The dwarves had hobbled out of their stony natures partly by accident and somewhat by design, but they had hoped, at last, to be able to choose whether to consider the experiment a failed one, and if so, to retreat into their lost selves, and subside, insensate, insensible even. But now they couldn’t empty their pockets of memory, of irritation, of regret or conundrum, of paradox or paradise. They were trapped by the laws of their own devising.
Feeling the old moments silting away, Nextday took his all-but-human hands and put them upon the bowed glass of the mirror. He was able at least to remove the glass from the poisonous quicksilver behind it. However, he could no longer absorb the constituent parts of glass into his skin. He was left with a long oval of glass that could reflect nothing—a long anonymous shield, barren of deceit. The looking glass, clear enough now, without the looking aspect.

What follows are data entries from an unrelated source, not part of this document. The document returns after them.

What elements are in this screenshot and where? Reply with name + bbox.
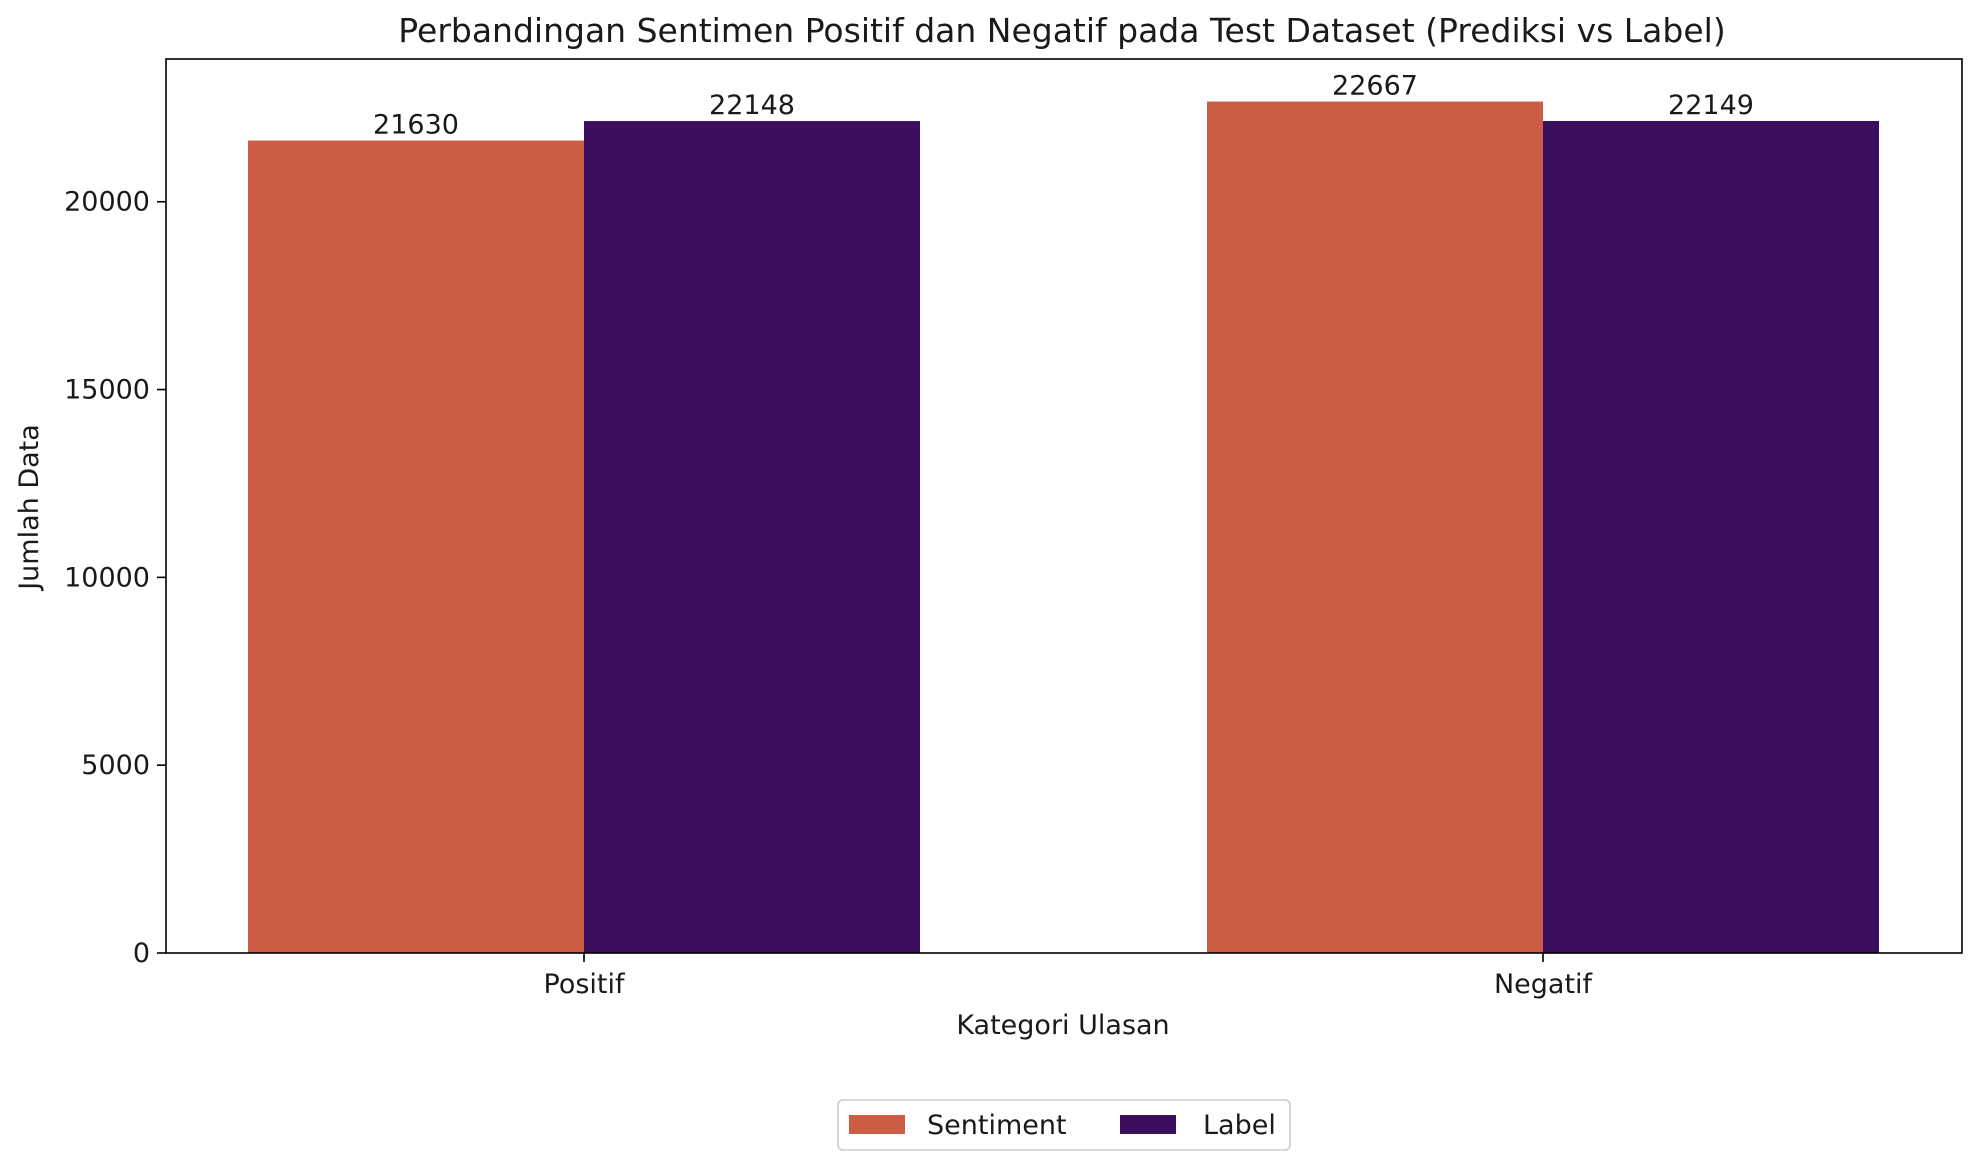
x-axis-label: Kategori Ulasan [956,1010,1169,1041]
bar-label-positif [584,121,920,953]
legend-swatch-label [1120,1115,1176,1134]
data-label-label-negatif: 22149 [1668,90,1754,121]
axes-layer: 0 5000 10000 15000 20000 Positif Negatif [64,58,1963,1000]
bar-sentiment-positif [248,140,584,953]
data-label-label-positif: 22148 [709,90,795,121]
y-tick-label: 5000 [81,750,150,781]
y-tick-label: 20000 [64,187,150,218]
chart-title: Perbandingan Sentimen Positif dan Negati… [398,11,1725,50]
y-tick-label: 15000 [64,375,150,406]
y-tick-label: 0 [133,938,150,969]
x-tick-label-positif: Positif [544,969,626,1000]
y-axis-label: Jumlah Data [14,424,45,592]
legend-label-sentiment: Sentiment [927,1110,1067,1141]
data-labels-layer: 21630 22667 22148 22149 [373,71,1754,141]
data-label-sentiment-negatif: 22667 [1332,71,1418,102]
legend: Sentiment Label [837,1099,1291,1151]
x-tick-label-negatif: Negatif [1494,969,1594,1000]
y-tick-label: 10000 [64,562,150,593]
legend-label-label: Label [1203,1110,1276,1141]
bar-sentiment-negatif [1207,101,1543,954]
legend-swatch-sentiment [849,1115,905,1134]
bar-label-negatif [1543,121,1879,954]
legend-frame [837,1099,1291,1151]
plot-frame [165,58,1963,954]
bars-layer [248,101,1879,954]
data-label-sentiment-positif: 21630 [373,110,459,141]
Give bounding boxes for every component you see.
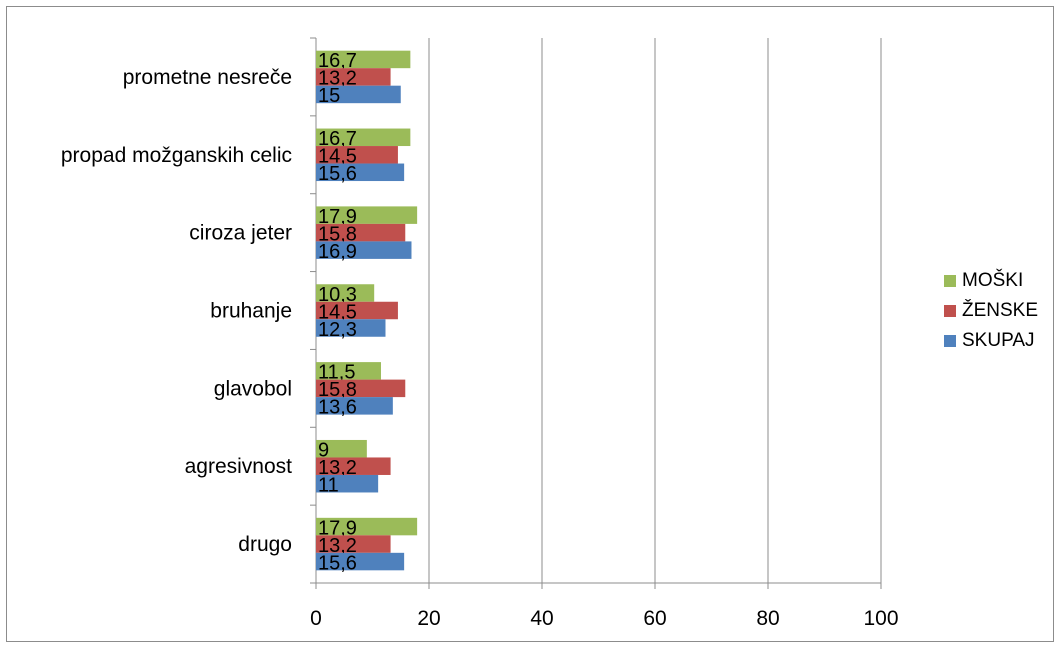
data-label: 13,2 (318, 457, 357, 479)
legend-swatch-skupaj (944, 335, 956, 347)
bar-moški (316, 439, 367, 458)
data-label: 10,3 (318, 284, 357, 306)
category-label: agresivnost (185, 455, 293, 478)
legend-item-moski: MOŠKI (944, 268, 1038, 294)
bar-ženske (316, 68, 391, 86)
legend-item-skupaj: SKUPAJ (944, 328, 1038, 354)
bar-ženske (316, 535, 391, 553)
bar-moški (316, 206, 418, 224)
x-tick-label-0: 0 (310, 607, 322, 630)
bar-skupaj (316, 397, 393, 415)
bar-skupaj (316, 319, 386, 337)
legend-swatch-moski (944, 275, 956, 287)
legend-label-skupaj: SKUPAJ (962, 330, 1035, 351)
legend: MOŠKI ŽENSKE SKUPAJ (944, 268, 1038, 358)
x-tick-label-100: 100 (863, 607, 898, 630)
bar-skupaj (316, 552, 405, 571)
data-label: 15,6 (318, 163, 357, 185)
bar-skupaj (316, 163, 405, 182)
data-label: 13,2 (318, 535, 357, 557)
data-label: 15,6 (318, 552, 357, 574)
data-label: 16,7 (318, 128, 357, 150)
legend-item-zenske: ŽENSKE (944, 298, 1038, 324)
data-label: 13,2 (318, 68, 357, 90)
x-tick-label-40: 40 (530, 607, 553, 630)
bar-ženske (316, 146, 398, 164)
data-label: 17,9 (318, 206, 357, 228)
data-label: 15 (318, 85, 340, 107)
x-tick-label-80: 80 (756, 607, 779, 630)
legend-label-zenske: ŽENSKE (962, 300, 1039, 321)
bar-skupaj (316, 474, 379, 493)
x-tick-label-60: 60 (643, 607, 666, 630)
legend-label-moski: MOŠKI (962, 270, 1024, 291)
data-label: 9 (318, 439, 329, 461)
data-label: 11 (318, 474, 339, 496)
data-label: 11,5 (318, 362, 355, 384)
bar-skupaj (316, 241, 412, 259)
chart-frame (6, 6, 1054, 642)
bar-moški (316, 517, 418, 536)
bar-ženske (316, 457, 391, 475)
data-label: 14,5 (318, 301, 357, 323)
data-label: 16,7 (318, 50, 357, 72)
category-label: drugo (238, 533, 292, 556)
data-label: 13,6 (318, 397, 357, 419)
bar-skupaj (316, 85, 401, 104)
bar-moški (316, 284, 375, 302)
bar-moški (316, 50, 411, 69)
category-label: glavobol (214, 377, 292, 400)
data-label: 15,8 (318, 223, 357, 245)
bar-moški (316, 128, 411, 147)
data-label: 15,8 (318, 379, 357, 401)
data-label: 16,9 (318, 241, 357, 263)
category-label: prometne nesreče (123, 66, 292, 89)
legend-swatch-zenske (944, 305, 956, 317)
bar-ženske (316, 223, 406, 242)
data-label: 17,9 (318, 517, 357, 539)
bar-moški (316, 362, 381, 380)
data-label: 12,3 (318, 319, 357, 341)
data-label: 14,5 (318, 146, 357, 168)
category-label: propad možganskih celic (61, 144, 292, 167)
category-label: ciroza jeter (189, 222, 292, 245)
x-tick-label-20: 20 (417, 607, 440, 630)
bar-ženske (316, 379, 406, 398)
bar-ženske (316, 301, 398, 320)
category-label: bruhanje (210, 300, 292, 323)
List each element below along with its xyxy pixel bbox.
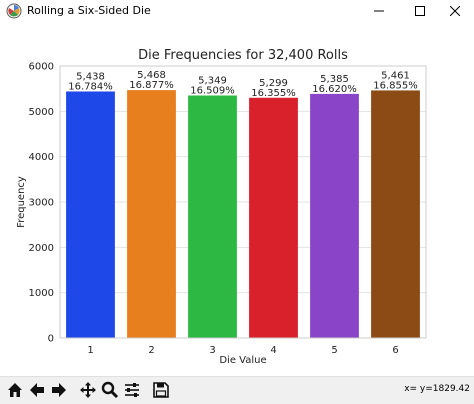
y-tick-label: 2000 bbox=[29, 243, 54, 254]
x-ticks: 1 2 3 4 5 6 bbox=[87, 345, 398, 356]
maximize-icon bbox=[415, 6, 425, 16]
x-tick-label: 1 bbox=[87, 345, 93, 356]
pan-icon bbox=[80, 382, 96, 398]
back-button[interactable] bbox=[26, 379, 48, 401]
bar-percent-label: 16.620% bbox=[312, 84, 357, 95]
bar-4 bbox=[249, 97, 298, 339]
save-icon bbox=[153, 382, 169, 398]
x-tick-label: 5 bbox=[331, 345, 337, 356]
x-tick-label: 3 bbox=[209, 345, 215, 356]
y-tick-label: 5000 bbox=[29, 107, 54, 118]
bar-percent-label: 16.855% bbox=[373, 80, 418, 91]
bar-value-label: 5,468 bbox=[137, 70, 166, 81]
plot-frame bbox=[59, 65, 427, 339]
y-tick-label: 3000 bbox=[29, 198, 54, 209]
configure-subplots-button[interactable] bbox=[121, 379, 143, 401]
bar-6 bbox=[371, 90, 420, 339]
forward-button[interactable] bbox=[48, 379, 70, 401]
x-axis-label: Die Value bbox=[219, 355, 266, 366]
y-tick-label: 6000 bbox=[29, 62, 54, 73]
y-tick-label: 4000 bbox=[29, 152, 54, 163]
bar-5 bbox=[310, 93, 359, 338]
close-button[interactable] bbox=[436, 0, 474, 22]
x-tick-label: 6 bbox=[392, 345, 398, 356]
window-title: Rolling a Six-Sided Die bbox=[27, 4, 151, 17]
bar-value-label: 5,438 bbox=[76, 71, 105, 82]
home-button[interactable] bbox=[4, 379, 26, 401]
bar-percent-label: 16.784% bbox=[68, 81, 113, 92]
x-tick-label: 4 bbox=[270, 345, 276, 356]
toolbar: x= y=1829.42 bbox=[0, 376, 474, 404]
home-icon bbox=[8, 383, 22, 397]
bar-2 bbox=[127, 90, 176, 338]
bar-value-label: 5,461 bbox=[381, 70, 410, 81]
title-bar: Rolling a Six-Sided Die bbox=[0, 0, 474, 22]
bar-value-label: 5,349 bbox=[198, 76, 227, 87]
y-axis-label: Frequency bbox=[16, 176, 27, 228]
zoom-button[interactable] bbox=[99, 379, 121, 401]
y-ticks: 0 1000 2000 3000 4000 5000 6000 bbox=[29, 62, 54, 345]
minimize-button[interactable] bbox=[360, 0, 398, 22]
bar-percent-label: 16.877% bbox=[129, 80, 174, 91]
zoom-icon bbox=[101, 381, 119, 399]
save-button[interactable] bbox=[150, 379, 172, 401]
close-icon bbox=[450, 6, 460, 16]
bar-value-label: 5,299 bbox=[259, 78, 288, 89]
bar-value-label: 5,385 bbox=[320, 74, 349, 85]
minimize-icon bbox=[374, 10, 384, 12]
bar-percent-label: 16.509% bbox=[190, 86, 235, 97]
bars bbox=[66, 90, 420, 339]
matplotlib-icon bbox=[6, 3, 22, 19]
bar-percent-label: 16.355% bbox=[251, 88, 296, 99]
back-arrow-icon bbox=[30, 383, 44, 397]
y-tick-label: 0 bbox=[48, 334, 54, 345]
bar-3 bbox=[188, 95, 237, 339]
chart-title: Die Frequencies for 32,400 Rolls bbox=[138, 48, 348, 63]
bar-1 bbox=[66, 91, 115, 339]
forward-arrow-icon bbox=[52, 383, 66, 397]
x-tick-label: 2 bbox=[148, 345, 154, 356]
pan-button[interactable] bbox=[77, 379, 99, 401]
configure-subplots-icon bbox=[125, 383, 139, 397]
coordinate-readout: x= y=1829.42 bbox=[404, 384, 470, 394]
maximize-button[interactable] bbox=[401, 0, 439, 22]
y-tick-label: 1000 bbox=[29, 288, 54, 299]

Putting the glass down, he huffed and ejected a knob of mucus, and his back bent over. He looked as if he would vomit with grief, but he didn’t. He dropped his head lower and scratched in the ground for something, and his tail hung in dejection.
The others set about to construct a coffin for Bianca de Nevada, and partly from sorrow—for their sadness strengthened as they began to recognize their castaway status—and partly for punishment, they set the glass from the mirror into the lid of the coffin, so the girl’s beautiful form could decompose as they watched, and as it rotted, their own indictment and incarceration would be more fully nailed upon them too.